Lia o público enquanto comia um pãozinho de sementes. Foi então que cruzei o olhar com o novo cronista. Apesar do desprezo que tenho pelos homens em geral, mesmo não querendo, volta e meia, caio na tentação de me entusiasmar com um ou outro. É degradante. Desconfio que, com algum empenho, era até capaz de me livrar da algidez que me dá conta da vida há tantos anos. Aborreci-me com a minha triste sina de feminista heterossexual frígida. Preferia, de longe, ser uma feminista lésbica frígida. As feministas deviam ser todas lésbicas. Sempre eram mais coerente. E ser coerente é tão importante nos dias que correm. Por isso é que há tanta gente que arremelga os olhos e diz admirar a coerência do Álvaro Cunhal. Adiante. O meu entusiasmo pelo novo cronista fez-me engasgar. Deve ter sido castigo. Uma semente de girassol caiu-me no goto. Deixei de respirar. Valeu-me o Sr.
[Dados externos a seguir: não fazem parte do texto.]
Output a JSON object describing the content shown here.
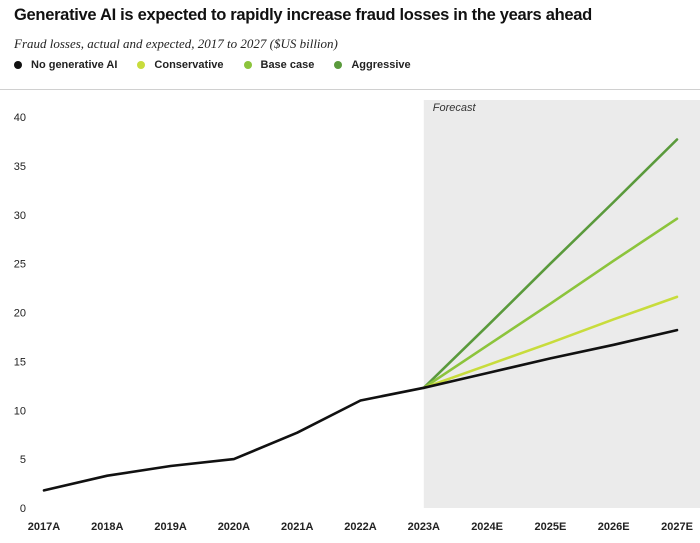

Domingos que, parecendo uma impala, uma gazela, saltou por cima do balcão das torradas e salvou-me. Deixou os papo-secos e as fatias de pão saloio a esturricar na placa. Bateu-me nas costas com força enquanto eu sufocava. A Conceição da contabilidade, muito fanhosa, indignou-se com o atraso da sua tosta mista aparada. Um luxo. A fanhosa de Agualva-Cacém trincando todas as manhãs uma tosta mista aparada feita pelo escravo guineense das torradas. Acabei por espirrar a semente pelo nariz que aterrou em cima da fotografia do novo cronista. Tão lindo que ele estava de barba. Sosseguei e assoei-me a um guardanapo de papel. O Sr. Domingos, ajeitando o avental da farda, olhando o jornal, quis saber se me tinha engasgado com a pouca vergonha que anda neste país. Disse-lhe que sim, que sim, pois claro, ando muito preocupada com a situação do país. Quando a Conceição passou por mim, com a sua tosta mista aparada, muito fumegante, olhou-me de soslaio, procurando vestígios de muco nasal do meu engasganço. Abri-lhes as minhas narinas gigantes. Parecem cavernas de homens pré-históricos. São assustadoras. Fez um esgar de repulsa. E soltou um ai amedrontado, a parva. Mal sabe ela que eu, feminista empenhada, e magnânima, defendo até as mulheres que desprezo profundamente. Como ela.